George Marshall went back to Sprengisandur in the autumn of 2019 with Rapha riders, to test some of the new Explore collection. Again, bad weather threatened to cut short their crossing. But this time, the ranger at the hut recognised George from his last visit, gave them advice to keep pushing on fast, and they raced in front of the storm to make it across intact.

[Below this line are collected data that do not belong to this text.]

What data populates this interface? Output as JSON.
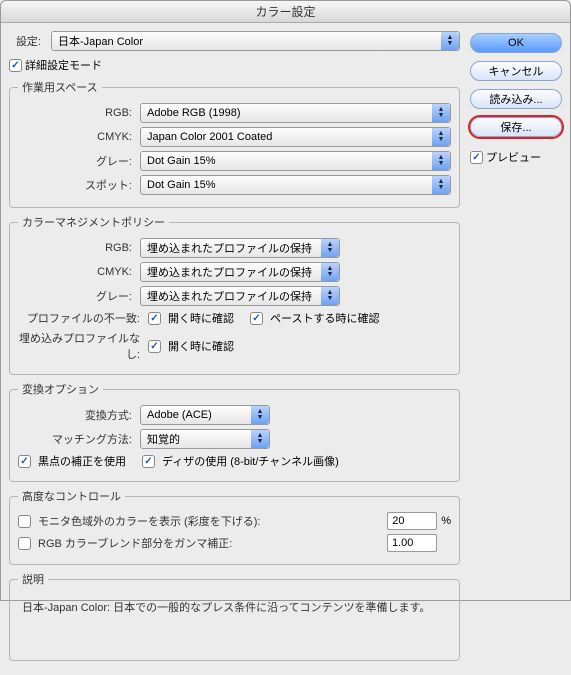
{
  "title": "カラー設定",
  "settings": {
    "label": "設定:",
    "value": "日本-Japan Color"
  },
  "advanced": {
    "label": "詳細設定モード"
  },
  "workspace": {
    "legend": "作業用スペース",
    "rgb": {
      "label": "RGB:",
      "value": "Adobe RGB (1998)"
    },
    "cmyk": {
      "label": "CMYK:",
      "value": "Japan Color 2001 Coated"
    },
    "gray": {
      "label": "グレー:",
      "value": "Dot Gain 15%"
    },
    "spot": {
      "label": "スポット:",
      "value": "Dot Gain 15%"
    }
  },
  "policy": {
    "legend": "カラーマネジメントポリシー",
    "rgb": {
      "label": "RGB:",
      "value": "埋め込まれたプロファイルの保持"
    },
    "cmyk": {
      "label": "CMYK:",
      "value": "埋め込まれたプロファイルの保持"
    },
    "gray": {
      "label": "グレー:",
      "value": "埋め込まれたプロファイルの保持"
    },
    "mismatch": {
      "label": "プロファイルの不一致:",
      "open": "開く時に確認",
      "paste": "ペーストする時に確認"
    },
    "missing": {
      "label": "埋め込みプロファイルなし:",
      "open": "開く時に確認"
    }
  },
  "convert": {
    "legend": "変換オプション",
    "engine": {
      "label": "変換方式:",
      "value": "Adobe (ACE)"
    },
    "intent": {
      "label": "マッチング方法:",
      "value": "知覚的"
    },
    "blackpoint": "黒点の補正を使用",
    "dither": "ディザの使用 (8-bit/チャンネル画像)"
  },
  "advctrl": {
    "legend": "高度なコントロール",
    "desat": {
      "label": "モニタ色域外のカラーを表示 (彩度を下げる):",
      "value": "20",
      "unit": "%"
    },
    "blend": {
      "label": "RGB カラーブレンド部分をガンマ補正:",
      "value": "1.00"
    }
  },
  "description": {
    "legend": "説明",
    "text": "日本-Japan Color:  日本での一般的なプレス条件に沿ってコンテンツを準備します。"
  },
  "buttons": {
    "ok": "OK",
    "cancel": "キャンセル",
    "load": "読み込み...",
    "save": "保存...",
    "preview": "プレビュー"
  }
}
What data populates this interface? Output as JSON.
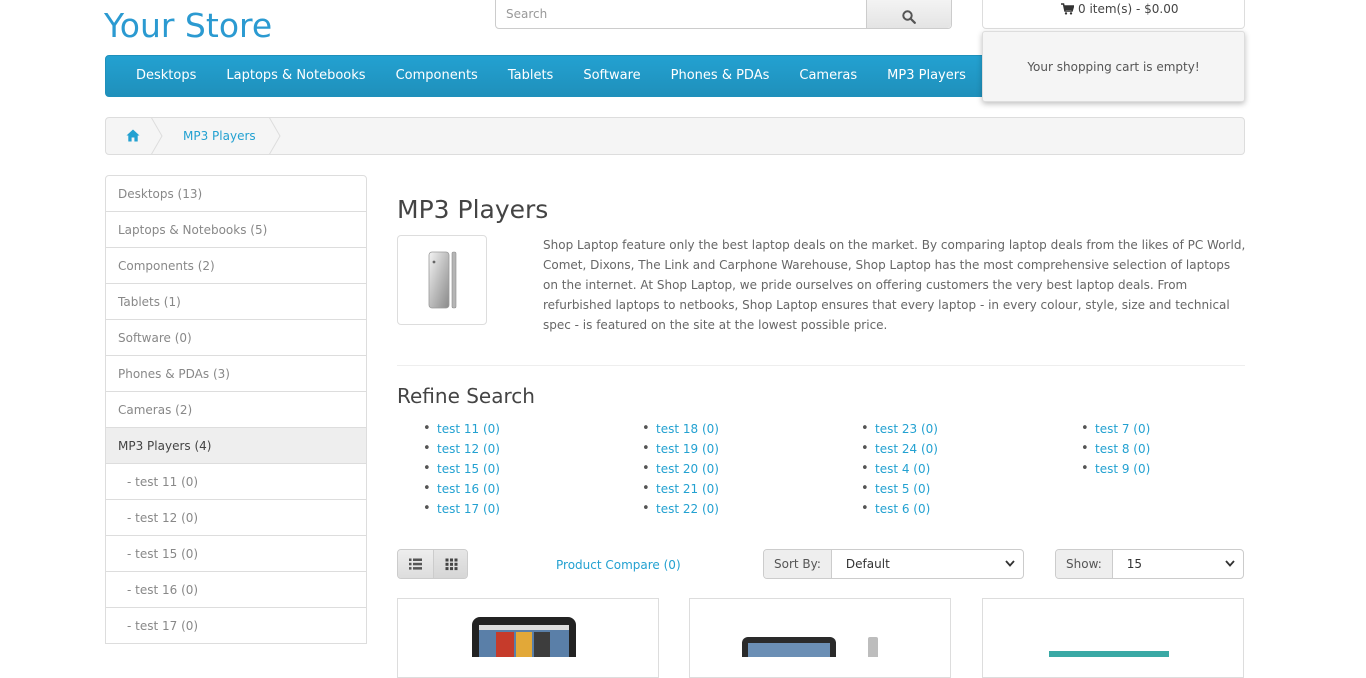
{
  "header": {
    "logo": "Your Store",
    "search_placeholder": "Search",
    "cart_label": "0 item(s) - $0.00",
    "cart_empty": "Your shopping cart is empty!"
  },
  "menu": [
    "Desktops",
    "Laptops & Notebooks",
    "Components",
    "Tablets",
    "Software",
    "Phones & PDAs",
    "Cameras",
    "MP3 Players"
  ],
  "breadcrumb": {
    "current": "MP3 Players"
  },
  "sidebar": [
    {
      "label": "Desktops (13)",
      "active": false,
      "sub": false
    },
    {
      "label": "Laptops & Notebooks (5)",
      "active": false,
      "sub": false
    },
    {
      "label": "Components (2)",
      "active": false,
      "sub": false
    },
    {
      "label": "Tablets (1)",
      "active": false,
      "sub": false
    },
    {
      "label": "Software (0)",
      "active": false,
      "sub": false
    },
    {
      "label": "Phones & PDAs (3)",
      "active": false,
      "sub": false
    },
    {
      "label": "Cameras (2)",
      "active": false,
      "sub": false
    },
    {
      "label": "MP3 Players (4)",
      "active": true,
      "sub": false
    },
    {
      "label": "- test 11 (0)",
      "active": false,
      "sub": true
    },
    {
      "label": "- test 12 (0)",
      "active": false,
      "sub": true
    },
    {
      "label": "- test 15 (0)",
      "active": false,
      "sub": true
    },
    {
      "label": "- test 16 (0)",
      "active": false,
      "sub": true
    },
    {
      "label": "- test 17 (0)",
      "active": false,
      "sub": true
    }
  ],
  "main": {
    "title": "MP3 Players",
    "description": "Shop Laptop feature only the best laptop deals on the market. By comparing laptop deals from the likes of PC World, Comet, Dixons, The Link and Carphone Warehouse, Shop Laptop has the most comprehensive selection of laptops on the internet. At Shop Laptop, we pride ourselves on offering customers the very best laptop deals. From refurbished laptops to netbooks, Shop Laptop ensures that every laptop - in every colour, style, size and technical spec - is featured on the site at the lowest possible price.",
    "refine_title": "Refine Search",
    "refine_columns": [
      [
        "test 11 (0)",
        "test 12 (0)",
        "test 15 (0)",
        "test 16 (0)",
        "test 17 (0)"
      ],
      [
        "test 18 (0)",
        "test 19 (0)",
        "test 20 (0)",
        "test 21 (0)",
        "test 22 (0)"
      ],
      [
        "test 23 (0)",
        "test 24 (0)",
        "test 4 (0)",
        "test 5 (0)",
        "test 6 (0)"
      ],
      [
        "test 7 (0)",
        "test 8 (0)",
        "test 9 (0)"
      ]
    ],
    "compare": "Product Compare (0)",
    "sort_label": "Sort By:",
    "sort_value": "Default",
    "show_label": "Show:",
    "show_value": "15"
  },
  "colors": {
    "accent": "#23a1d1",
    "menu": "#229ac8"
  }
}
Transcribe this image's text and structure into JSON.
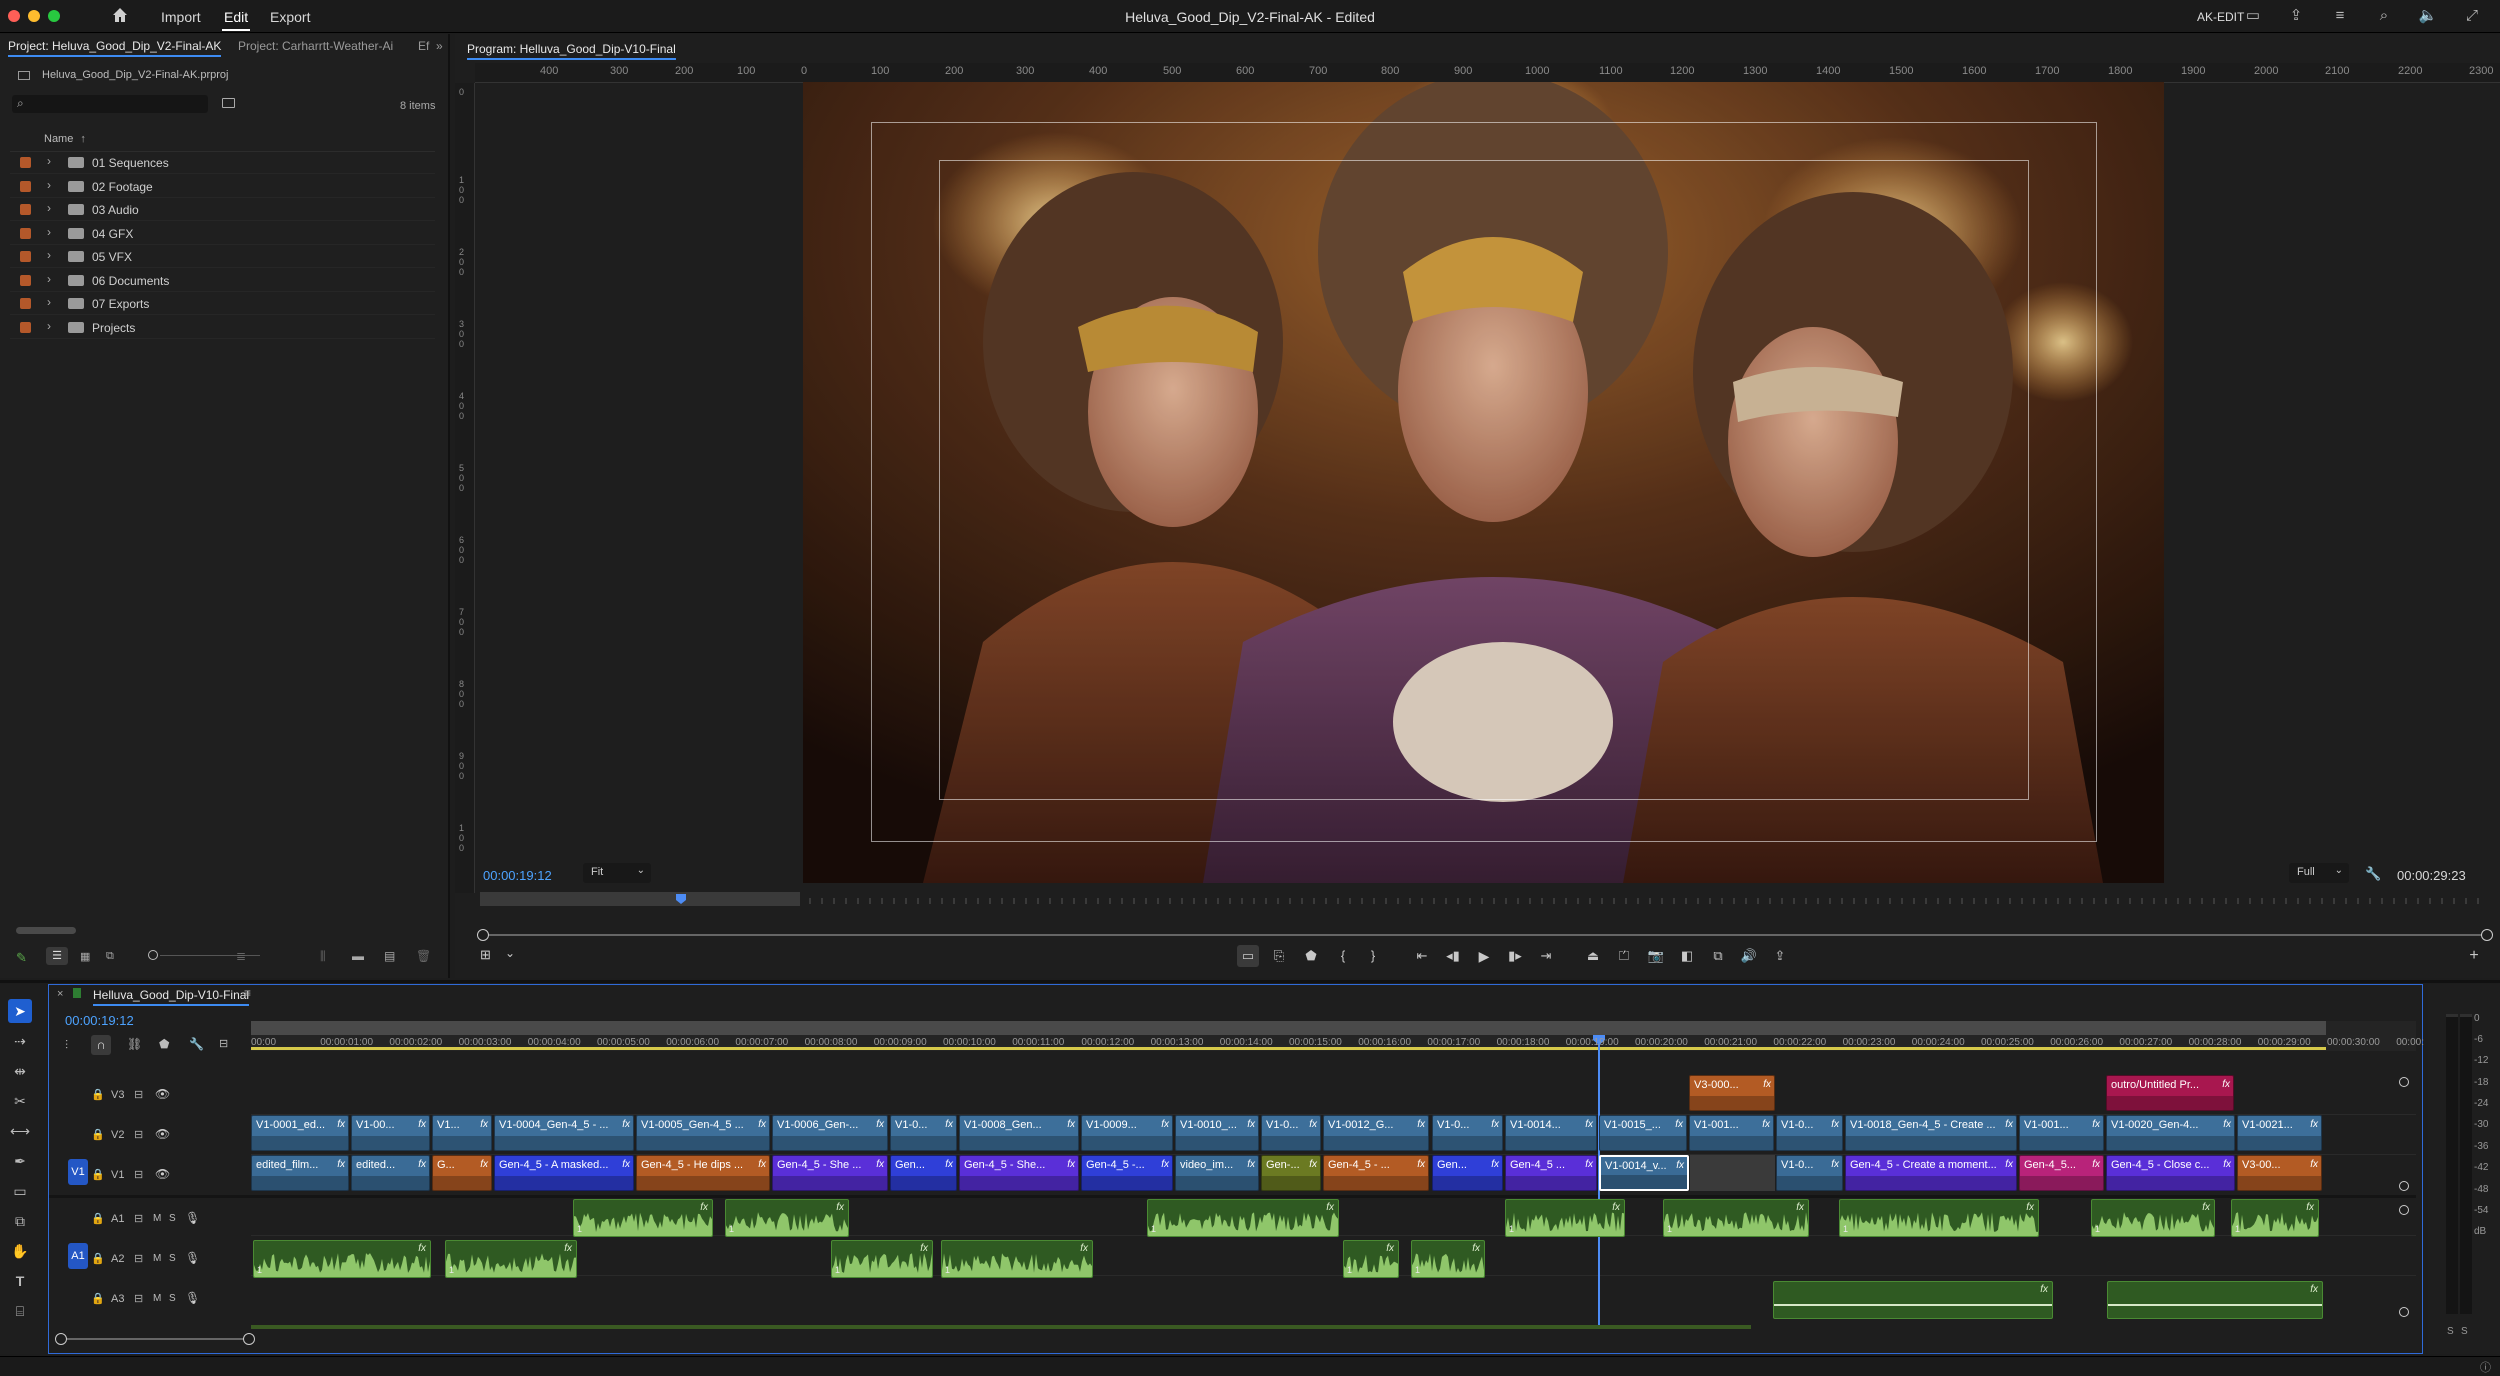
{
  "window": {
    "title": "Heluva_Good_Dip_V2-Final-AK - Edited",
    "workspace_user": "AK-EDIT"
  },
  "menu": {
    "import": "Import",
    "edit": "Edit",
    "export": "Export"
  },
  "project_panel": {
    "tab_active": "Project: Heluva_Good_Dip_V2-Final-AK",
    "tab_other": "Project: Carharrtt-Weather-Ai",
    "tab_effects": "Ef",
    "file_name": "Heluva_Good_Dip_V2-Final-AK.prproj",
    "item_count": "8 items",
    "column_name": "Name",
    "bins": [
      {
        "name": "01 Sequences"
      },
      {
        "name": "02 Footage"
      },
      {
        "name": "03 Audio"
      },
      {
        "name": "04 GFX"
      },
      {
        "name": "05 VFX"
      },
      {
        "name": "06 Documents"
      },
      {
        "name": "07 Exports"
      },
      {
        "name": "Projects"
      }
    ]
  },
  "program_monitor": {
    "tab": "Program: Helluva_Good_Dip-V10-Final",
    "ruler_labels": [
      "400",
      "300",
      "200",
      "100",
      "0",
      "100",
      "200",
      "300",
      "400",
      "500",
      "600",
      "700",
      "800",
      "900",
      "1000",
      "1100",
      "1200",
      "1300",
      "1400",
      "1500",
      "1600",
      "1700",
      "1800",
      "1900",
      "2000",
      "2100",
      "2200",
      "2300"
    ],
    "current_timecode": "00:00:19:12",
    "zoom": "Fit",
    "resolution": "Full",
    "duration": "00:00:29:23",
    "frame_description": "Three women in 18th-century ball gowns and masquerade masks with disgusted expressions in a candle-lit ballroom"
  },
  "timeline": {
    "sequence_name": "Helluva_Good_Dip-V10-Final",
    "playhead_timecode": "00:00:19:12",
    "ruler_labels": [
      "00:00",
      "00:00:01:00",
      "00:00:02:00",
      "00:00:03:00",
      "00:00:04:00",
      "00:00:05:00",
      "00:00:06:00",
      "00:00:07:00",
      "00:00:08:00",
      "00:00:09:00",
      "00:00:10:00",
      "00:00:11:00",
      "00:00:12:00",
      "00:00:13:00",
      "00:00:14:00",
      "00:00:15:00",
      "00:00:16:00",
      "00:00:17:00",
      "00:00:18:00",
      "00:00:19:00",
      "00:00:20:00",
      "00:00:21:00",
      "00:00:22:00",
      "00:00:23:00",
      "00:00:24:00",
      "00:00:25:00",
      "00:00:26:00",
      "00:00:27:00",
      "00:00:28:00",
      "00:00:29:00",
      "00:00:30:00",
      "00:00:"
    ],
    "tracks": {
      "v3": "V3",
      "v2": "V2",
      "v1": "V1",
      "a1": "A1",
      "a2": "A2",
      "a3": "A3",
      "src_v1": "V1",
      "src_a1": "A1",
      "m": "M",
      "s": "S"
    },
    "v3_clips": [
      {
        "label": "V3-000...",
        "color": "#b35b24"
      },
      {
        "label": "outro/Untitled Pr...",
        "color": "#a8174f"
      }
    ],
    "v2_clips": [
      {
        "label": "V1-0001_ed..."
      },
      {
        "label": "V1-00..."
      },
      {
        "label": "V1..."
      },
      {
        "label": "V1-0004_Gen-4_5 - ..."
      },
      {
        "label": "V1-0005_Gen-4_5 ..."
      },
      {
        "label": "V1-0006_Gen-..."
      },
      {
        "label": "V1-0..."
      },
      {
        "label": "V1-0008_Gen..."
      },
      {
        "label": "V1-0009..."
      },
      {
        "label": "V1-0010_..."
      },
      {
        "label": "V1-0..."
      },
      {
        "label": "V1-0012_G..."
      },
      {
        "label": "V1-0..."
      },
      {
        "label": "V1-0014..."
      },
      {
        "label": "V1-0015_..."
      },
      {
        "label": "V1-001..."
      },
      {
        "label": "V1-0..."
      },
      {
        "label": "V1-0018_Gen-4_5 - Create ..."
      },
      {
        "label": "V1-001..."
      },
      {
        "label": "V1-0020_Gen-4..."
      },
      {
        "label": "V1-0021..."
      }
    ],
    "v1_clips": [
      {
        "label": "edited_film...",
        "color": "#3a6b96"
      },
      {
        "label": "edited...",
        "color": "#3a6b96"
      },
      {
        "label": "G...",
        "color": "#b35b24"
      },
      {
        "label": "Gen-4_5 - A masked...",
        "color": "#2f3fd8"
      },
      {
        "label": "Gen-4_5 - He dips ...",
        "color": "#b35b24"
      },
      {
        "label": "Gen-4_5 - She ...",
        "color": "#5a2fd8"
      },
      {
        "label": "Gen...",
        "color": "#2f3fd8"
      },
      {
        "label": "Gen-4_5 - She...",
        "color": "#5a2fd8"
      },
      {
        "label": "Gen-4_5 -...",
        "color": "#2f3fd8"
      },
      {
        "label": "video_im...",
        "color": "#3a6b96"
      },
      {
        "label": "Gen-...",
        "color": "#6b7a22"
      },
      {
        "label": "Gen-4_5 - ...",
        "color": "#b35b24"
      },
      {
        "label": "Gen...",
        "color": "#2f3fd8"
      },
      {
        "label": "Gen-4_5 ...",
        "color": "#5a2fd8"
      },
      {
        "label": "V1-0014_v...",
        "color": "#3a6b96"
      },
      {
        "label": "V1-0...",
        "color": "#3a6b96"
      },
      {
        "label": "Gen-4_5 - Create a moment...",
        "color": "#5a2fd8"
      },
      {
        "label": "Gen-4_5...",
        "color": "#b8237a"
      },
      {
        "label": "Gen-4_5 - Close c...",
        "color": "#5a2fd8"
      },
      {
        "label": "V3-00...",
        "color": "#b35b24"
      }
    ],
    "fx": "fx",
    "audio_channel": "1",
    "meter_labels": [
      "0",
      "-6",
      "-12",
      "-18",
      "-24",
      "-30",
      "-36",
      "-42",
      "-48",
      "-54",
      "dB"
    ],
    "meter_solo": "S",
    "meter_solo2": "S"
  }
}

Since that time, Covid has curtailed so many of our freedoms, leaving all of us dreaming of larger horizons once again. Never mind Iceland, even the local trails may at times have seemed impossibly remote. Preparation and planning are what is left to us, along with perseverance – though not perhaps of the kind that Horace practised on his trip. And, if there’s anything we’ve all had to learn, it’s patience. Sprengisandur has existed since the Middle Ages: it will be there next year, and the year after that. So too, probably, will your road. You’re unlikely to be the first; you certainly won’t be the last. Let’s all hope for plenty more smooth (and not so smooth) miles ahead of us.